2006年02月03日

「正しい」服装

ちょっと前に「電車男」ってありましたよね.ワタシはアレが2chで祭りになってた時しか知りませんけど,あの中で大きな役割を果たすエピソードに「脱オタ」なファッションってあったと思うんですよ.ぶっちゃけ人間って先ずは見映えですからね.
まぁ現実には,普通のオタ諸君が聞き齧りの付け焼き刃で服を買って着りゃ,そんときだけは小洒落て見えるかも知れませんが,それはその組合せ1種類ですよね.他の服がもろアキバ系とかだったら,着回しも利きませんし,デート毎に新しい服を買い続けるだけで大変な資金負担になることは間違いない.つぅかそれは相手がリアル中谷美紀ぐらいでないとそれだけの過重資金負担には耐える気持ちになれないのではないでしょうか.

というわけで最初の書評は,
Charles Hix,“Dressing Right” (初版1977頃)

書名からしてタダゴトでない.だって「正しい服装」ですよ?「正しい」なんて言葉は生半可な覚悟で使えるもんじゃありませんが著者は自信タップリです.この威丈高な態度が頼りになりそうじゃありませんか.え?ファッションの本なのに25年前の古書で大丈夫かって?
大丈夫です.と言うのはですねぇ…

この本の面白いところは,よくある媚びたメンズファッション本と違って,読者に余計な夢を与えないところです.
のっけから,
モデルのような体型の男は,何を着ても似合う.してまた,我々の大多数はそれとは程遠い体型である.であるから我々がグラビアのモデルの着ているようなものを買っても自分で着て鏡の前に立てば失望が待ち受けているのは自明である.(意訳)
と決めつけます.実に冷徹で反撃の余地もありません.個性の表現がどうとかパーソナリティがどうだとかの見え見えなオタメゴカシが無いんですね.
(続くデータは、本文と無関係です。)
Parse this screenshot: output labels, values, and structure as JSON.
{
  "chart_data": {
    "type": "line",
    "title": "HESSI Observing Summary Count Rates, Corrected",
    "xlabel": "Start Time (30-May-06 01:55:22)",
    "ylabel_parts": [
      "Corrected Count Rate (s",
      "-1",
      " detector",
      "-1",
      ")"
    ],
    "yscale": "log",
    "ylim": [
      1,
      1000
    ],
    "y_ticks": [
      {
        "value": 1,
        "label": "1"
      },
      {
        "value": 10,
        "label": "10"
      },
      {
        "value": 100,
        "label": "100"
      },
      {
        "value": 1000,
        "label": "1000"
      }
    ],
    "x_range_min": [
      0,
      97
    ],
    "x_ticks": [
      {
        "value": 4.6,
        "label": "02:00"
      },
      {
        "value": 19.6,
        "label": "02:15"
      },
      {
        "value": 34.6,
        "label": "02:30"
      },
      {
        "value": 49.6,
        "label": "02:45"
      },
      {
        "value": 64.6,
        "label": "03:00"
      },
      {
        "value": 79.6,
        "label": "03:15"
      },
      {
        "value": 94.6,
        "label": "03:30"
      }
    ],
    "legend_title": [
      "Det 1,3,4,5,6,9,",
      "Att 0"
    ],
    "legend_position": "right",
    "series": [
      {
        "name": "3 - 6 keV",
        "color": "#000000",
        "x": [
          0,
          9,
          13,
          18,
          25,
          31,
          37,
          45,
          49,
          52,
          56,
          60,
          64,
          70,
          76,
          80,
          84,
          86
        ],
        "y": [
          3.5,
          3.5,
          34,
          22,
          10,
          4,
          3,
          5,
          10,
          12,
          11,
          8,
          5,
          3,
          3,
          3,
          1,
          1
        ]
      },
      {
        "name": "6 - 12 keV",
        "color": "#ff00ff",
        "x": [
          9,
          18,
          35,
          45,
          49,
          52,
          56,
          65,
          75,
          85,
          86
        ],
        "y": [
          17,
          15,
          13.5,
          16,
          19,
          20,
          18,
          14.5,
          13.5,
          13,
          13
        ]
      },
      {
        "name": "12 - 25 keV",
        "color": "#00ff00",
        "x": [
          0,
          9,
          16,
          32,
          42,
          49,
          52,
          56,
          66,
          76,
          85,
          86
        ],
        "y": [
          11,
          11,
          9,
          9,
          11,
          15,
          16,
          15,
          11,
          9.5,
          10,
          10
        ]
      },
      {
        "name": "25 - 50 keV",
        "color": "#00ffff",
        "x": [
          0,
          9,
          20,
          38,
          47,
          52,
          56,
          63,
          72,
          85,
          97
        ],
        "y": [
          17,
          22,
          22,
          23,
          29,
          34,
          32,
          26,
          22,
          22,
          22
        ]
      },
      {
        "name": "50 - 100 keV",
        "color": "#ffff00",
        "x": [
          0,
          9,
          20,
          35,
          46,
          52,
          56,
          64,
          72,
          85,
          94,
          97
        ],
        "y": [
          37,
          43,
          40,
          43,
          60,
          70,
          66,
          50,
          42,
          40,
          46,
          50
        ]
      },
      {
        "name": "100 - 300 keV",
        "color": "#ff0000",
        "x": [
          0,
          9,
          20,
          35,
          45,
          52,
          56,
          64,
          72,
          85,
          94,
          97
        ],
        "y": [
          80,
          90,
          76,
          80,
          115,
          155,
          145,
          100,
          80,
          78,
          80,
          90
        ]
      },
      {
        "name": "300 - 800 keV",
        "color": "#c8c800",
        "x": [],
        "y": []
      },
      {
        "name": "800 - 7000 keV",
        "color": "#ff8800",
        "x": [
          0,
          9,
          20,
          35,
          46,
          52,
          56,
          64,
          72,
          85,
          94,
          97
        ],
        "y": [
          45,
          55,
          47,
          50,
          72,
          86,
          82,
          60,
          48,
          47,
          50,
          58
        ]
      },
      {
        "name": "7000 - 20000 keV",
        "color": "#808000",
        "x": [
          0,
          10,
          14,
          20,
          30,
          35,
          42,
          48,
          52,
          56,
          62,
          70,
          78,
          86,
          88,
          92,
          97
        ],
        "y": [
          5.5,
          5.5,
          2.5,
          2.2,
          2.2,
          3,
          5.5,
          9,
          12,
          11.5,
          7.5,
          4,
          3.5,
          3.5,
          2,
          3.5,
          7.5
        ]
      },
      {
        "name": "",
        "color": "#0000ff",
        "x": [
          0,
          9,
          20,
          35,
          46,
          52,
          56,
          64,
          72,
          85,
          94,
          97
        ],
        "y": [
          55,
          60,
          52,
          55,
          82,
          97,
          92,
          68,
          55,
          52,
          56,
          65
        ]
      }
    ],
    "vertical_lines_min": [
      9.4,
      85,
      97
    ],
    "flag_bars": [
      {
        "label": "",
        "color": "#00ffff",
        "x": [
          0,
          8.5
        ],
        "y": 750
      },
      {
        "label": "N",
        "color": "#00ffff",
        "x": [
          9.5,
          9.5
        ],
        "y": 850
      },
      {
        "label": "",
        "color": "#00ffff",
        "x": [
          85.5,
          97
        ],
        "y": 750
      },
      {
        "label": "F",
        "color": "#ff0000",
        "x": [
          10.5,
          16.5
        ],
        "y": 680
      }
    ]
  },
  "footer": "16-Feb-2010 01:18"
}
ついで,男の体型をバッサリと,チビ筋肉,大デブ,下っ腹デブ,ガリ.みたいな類型に分類します(また挿絵に示された野郎共が容赦なく不格好です).そして各体型によって流行に関係なく着るべきアイテム/そうでないアイテムを具体的に指南している.
このあたりがいかにもプラグマティックで,アメリカだなぁと思うところです.まるで軍事技術教本のようではありませんか.

例えば一例.大デブは腹の出たのを隠そうとしてタイトなパンツを穿きがちだがそれは完全に間違っていて,ある程度の腰回りにゆとりを持ったパンツの方が却って見映えが良い.但し脚のシルエットまで太くては駄目である.とか,ガリが流行のつもりでVネックなど着ると只でさえ貧弱な首がさらに細く見えて駄目である.とか,的確にしてミモフタもない指摘がビシビシされており,まぁ,よっぽど不格好な体型でもなきゃ,だいたいこの指摘に沿ってりゃ,そう見苦しい格好にはならなさそうな感じを受けてしまうところがもう著者に呑まれてます.
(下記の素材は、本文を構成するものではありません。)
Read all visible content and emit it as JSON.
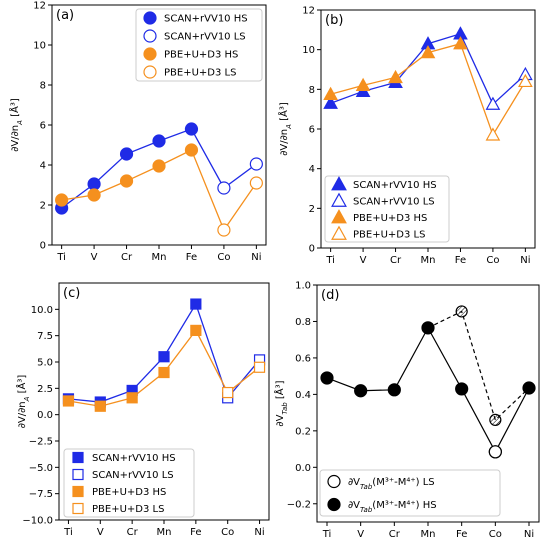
{
  "colors": {
    "scan": "#1f2be6",
    "pbe": "#f5901e",
    "black": "#000000"
  },
  "chart_data": [
    {
      "type": "line",
      "panel_label": "(a)",
      "categories": [
        "Ti",
        "V",
        "Cr",
        "Mn",
        "Fe",
        "Co",
        "Ni"
      ],
      "ylabel": "∂V/∂n_A [Å³]",
      "ylim": [
        0,
        12
      ],
      "yticks": [
        0,
        2,
        4,
        6,
        8,
        10,
        12
      ],
      "legend_position": "top-right",
      "series": [
        {
          "name": "SCAN+rVV10 HS",
          "color": "#1f2be6",
          "marker": "circle",
          "filled": true,
          "x": [
            "Ti",
            "V",
            "Cr",
            "Mn",
            "Fe"
          ],
          "values": [
            1.85,
            3.05,
            4.55,
            5.2,
            5.8
          ]
        },
        {
          "name": "SCAN+rVV10 LS",
          "color": "#1f2be6",
          "marker": "circle",
          "filled": false,
          "x": [
            "Co",
            "Ni"
          ],
          "values": [
            2.85,
            4.05
          ]
        },
        {
          "name": "PBE+U+D3 HS",
          "color": "#f5901e",
          "marker": "circle",
          "filled": true,
          "x": [
            "Ti",
            "V",
            "Cr",
            "Mn",
            "Fe"
          ],
          "values": [
            2.25,
            2.5,
            3.2,
            3.95,
            4.75
          ]
        },
        {
          "name": "PBE+U+D3 LS",
          "color": "#f5901e",
          "marker": "circle",
          "filled": false,
          "x": [
            "Co",
            "Ni"
          ],
          "values": [
            0.75,
            3.1
          ]
        }
      ]
    },
    {
      "type": "line",
      "panel_label": "(b)",
      "categories": [
        "Ti",
        "V",
        "Cr",
        "Mn",
        "Fe",
        "Co",
        "Ni"
      ],
      "ylabel": "∂V/∂n_A [Å³]",
      "ylim": [
        0,
        12
      ],
      "yticks": [
        0,
        2,
        4,
        6,
        8,
        10,
        12
      ],
      "legend_position": "bottom-left",
      "series": [
        {
          "name": "SCAN+rVV10 HS",
          "color": "#1f2be6",
          "marker": "triangle",
          "filled": true,
          "x": [
            "Ti",
            "V",
            "Cr",
            "Mn",
            "Fe"
          ],
          "values": [
            7.3,
            7.9,
            8.35,
            10.3,
            10.8
          ]
        },
        {
          "name": "SCAN+rVV10 LS",
          "color": "#1f2be6",
          "marker": "triangle",
          "filled": false,
          "x": [
            "Co",
            "Ni"
          ],
          "values": [
            7.25,
            8.75
          ]
        },
        {
          "name": "PBE+U+D3 HS",
          "color": "#f5901e",
          "marker": "triangle",
          "filled": true,
          "x": [
            "Ti",
            "V",
            "Cr",
            "Mn",
            "Fe"
          ],
          "values": [
            7.75,
            8.2,
            8.6,
            9.85,
            10.3
          ]
        },
        {
          "name": "PBE+U+D3 LS",
          "color": "#f5901e",
          "marker": "triangle",
          "filled": false,
          "x": [
            "Co",
            "Ni"
          ],
          "values": [
            5.7,
            8.4
          ]
        }
      ]
    },
    {
      "type": "line",
      "panel_label": "(c)",
      "categories": [
        "Ti",
        "V",
        "Cr",
        "Mn",
        "Fe",
        "Co",
        "Ni"
      ],
      "ylabel": "∂V/∂n_A [Å³]",
      "ylim": [
        -10,
        12.5
      ],
      "yticks": [
        -10.0,
        -7.5,
        -5.0,
        -2.5,
        0.0,
        2.5,
        5.0,
        7.5,
        10.0
      ],
      "ytick_labels": [
        "−10.0",
        "−7.5",
        "−5.0",
        "−2.5",
        "0.0",
        "2.5",
        "5.0",
        "7.5",
        "10.0"
      ],
      "legend_position": "bottom-left",
      "series": [
        {
          "name": "SCAN+rVV10 HS",
          "color": "#1f2be6",
          "marker": "square",
          "filled": true,
          "x": [
            "Ti",
            "V",
            "Cr",
            "Mn",
            "Fe"
          ],
          "values": [
            1.5,
            1.2,
            2.3,
            5.5,
            10.5
          ]
        },
        {
          "name": "SCAN+rVV10 LS",
          "color": "#1f2be6",
          "marker": "square",
          "filled": false,
          "x": [
            "Co",
            "Ni"
          ],
          "values": [
            1.6,
            5.2
          ]
        },
        {
          "name": "PBE+U+D3 HS",
          "color": "#f5901e",
          "marker": "square",
          "filled": true,
          "x": [
            "Ti",
            "V",
            "Cr",
            "Mn",
            "Fe"
          ],
          "values": [
            1.3,
            0.8,
            1.6,
            4.0,
            8.0
          ]
        },
        {
          "name": "PBE+U+D3 LS",
          "color": "#f5901e",
          "marker": "square",
          "filled": false,
          "x": [
            "Co",
            "Ni"
          ],
          "values": [
            2.1,
            4.5
          ]
        }
      ]
    },
    {
      "type": "line",
      "panel_label": "(d)",
      "categories": [
        "Ti",
        "V",
        "Cr",
        "Mn",
        "Fe",
        "Co",
        "Ni"
      ],
      "ylabel": "∂V_Tab [Å³]",
      "ylim": [
        -0.3,
        1.0
      ],
      "yticks": [
        -0.2,
        0.0,
        0.2,
        0.4,
        0.6,
        0.8,
        1.0
      ],
      "ytick_labels": [
        "−0.2",
        "0.0",
        "0.2",
        "0.4",
        "0.6",
        "0.8",
        "1.0"
      ],
      "legend_position": "bottom-left",
      "series": [
        {
          "name": "∂V_Tab(M³⁺-M⁴⁺) HS",
          "color": "#000000",
          "marker": "circle",
          "filled": true,
          "dash": false,
          "x": [
            "Ti",
            "V",
            "Cr",
            "Mn",
            "Fe",
            "Co",
            "Ni"
          ],
          "values": [
            0.49,
            0.42,
            0.425,
            0.765,
            0.43,
            0.085,
            0.435
          ]
        },
        {
          "name": "∂V_Tab(M³⁺-M⁴⁺) LS",
          "color": "#000000",
          "marker": "circle",
          "filled": false,
          "dash": true,
          "x": [
            "Mn",
            "Fe",
            "Co",
            "Ni"
          ],
          "values": [
            0.765,
            0.855,
            0.26,
            0.435
          ]
        }
      ],
      "hatched_points": [
        {
          "x": "Fe",
          "value": 0.855
        },
        {
          "x": "Co",
          "value": 0.26
        }
      ],
      "legend_entries": [
        {
          "text": "∂V_Tab(M³⁺-M⁴⁺) LS",
          "filled": false
        },
        {
          "text": "∂V_Tab(M³⁺-M⁴⁺) HS",
          "filled": true
        }
      ]
    }
  ]
}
そして,自分の体型に対する基本戦術が理解できたところで,所有している服を分析し,次は戦略.すなわち服の揃え方でして,分析して戦略上不適当な服があれば取捨選択せよ.そこで流行を意識するもしないも読者諸君のポリシー次第だ.と突き放して来ます.実に理詰めです.
その反面,服飾用語の説明が簡潔な割に親切なのも美点でして,門外漢にも解りが宜しい.あちこちのファッションフォトから持って来た写真例の選択も(モデルが美男すぎますが)悪くありません.

というわけでこの本は,初版が25年前にも関わらず,今日の脱オタファッションに悩む若者諸君には基礎技術教本として実に有益な情報満載の好著なのですが,つかワタシはこれで服装的に脱オタしたと言って過言でないのですが,あいにく和訳がありませぬ.いや,実は1979年に和訳が出ていたこともありまして,「い」少年は最初は和訳で読んだのですが,なんせ昔の事ですし入手が難しいかも.
念の為,邦題は『男の着こなし』 訳は穂積 和夫氏だったと思います.

ワタシは,ずっと昔に友達に貸したら帰って来ませんでしたがね.いくらデブのお前に役立ったからと言って借りた本は返せよM浦.